Vanishing Angular Viscosity Limit For Micropolar Fluid Model In $\mathbb{R}_+^2$: Boundary Layer And Optimal Convergence Rate

We consider the initial-boundary value problem for the incompressible two-dimensional micropolar fluid model with angular viscosity in the upper half-plane. This model describes the motion of viscous fluids with microstructure. The global well-posedness of strong solutions for this problem with positive angular viscosity can be established via the standard energy method, as presented in the classical monograph [Łkaszewicz, {\it Micropolar fluids: Theory and applications.} Birkhäuser, 1999]. Corresponding results for the zero angular viscosity case were established recently in [Liu, Wang, {\it Commun.
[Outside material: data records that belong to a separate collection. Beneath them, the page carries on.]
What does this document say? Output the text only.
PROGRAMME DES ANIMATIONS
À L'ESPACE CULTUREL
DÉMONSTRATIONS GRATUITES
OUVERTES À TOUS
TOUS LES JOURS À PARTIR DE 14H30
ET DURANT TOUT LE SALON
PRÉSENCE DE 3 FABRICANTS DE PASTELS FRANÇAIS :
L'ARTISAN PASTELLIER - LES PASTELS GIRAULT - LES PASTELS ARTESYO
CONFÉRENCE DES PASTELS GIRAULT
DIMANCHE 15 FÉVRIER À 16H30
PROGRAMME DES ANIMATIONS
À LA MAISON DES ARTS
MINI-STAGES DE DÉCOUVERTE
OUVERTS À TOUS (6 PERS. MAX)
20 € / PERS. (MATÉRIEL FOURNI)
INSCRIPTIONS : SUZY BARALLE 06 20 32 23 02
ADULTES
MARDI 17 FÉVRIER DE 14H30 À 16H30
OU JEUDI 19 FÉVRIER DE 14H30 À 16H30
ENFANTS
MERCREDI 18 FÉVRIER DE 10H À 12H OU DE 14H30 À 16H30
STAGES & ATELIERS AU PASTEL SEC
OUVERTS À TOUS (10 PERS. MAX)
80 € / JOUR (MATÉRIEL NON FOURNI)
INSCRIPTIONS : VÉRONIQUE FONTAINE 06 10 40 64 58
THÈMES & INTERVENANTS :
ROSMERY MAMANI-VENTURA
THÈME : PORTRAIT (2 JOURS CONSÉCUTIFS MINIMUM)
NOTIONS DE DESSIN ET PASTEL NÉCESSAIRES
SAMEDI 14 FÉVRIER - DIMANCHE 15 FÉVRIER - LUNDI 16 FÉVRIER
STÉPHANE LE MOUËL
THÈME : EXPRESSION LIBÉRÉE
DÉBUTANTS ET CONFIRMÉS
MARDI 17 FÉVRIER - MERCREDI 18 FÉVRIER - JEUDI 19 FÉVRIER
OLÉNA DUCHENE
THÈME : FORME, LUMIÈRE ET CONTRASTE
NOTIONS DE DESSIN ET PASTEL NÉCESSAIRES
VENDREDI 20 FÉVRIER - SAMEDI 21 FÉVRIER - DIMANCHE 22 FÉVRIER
Math. Sci.} 16 (2018), no. 8, 2147-2165]. However, the link between the positive angular viscosity model (the full diffusive system) and the zero angular viscosity model (the partially diffusive system) via the vanishing diffusion limit remains unknown. In this work, we first construct Prandtl-type boundary layer profiles. We then provide a rigorous justification for the vanishing angular viscosity limit of global strong solutions, without imposing smallness assumptions on the initial data. Our analysis reveals the emergence of a strong boundary layer in the angular velocity field (micro-rotation velocity of the fluid particles) during this vanishing viscosity process. Moreover, we also obtain the optimal $L^\infty$ convergence rate as the angular viscosity tends to zero. Our approach combines anisotropic Sobolev spaces with careful energy estimates to address the nonlinear interaction between the velocity and angular velocity fields.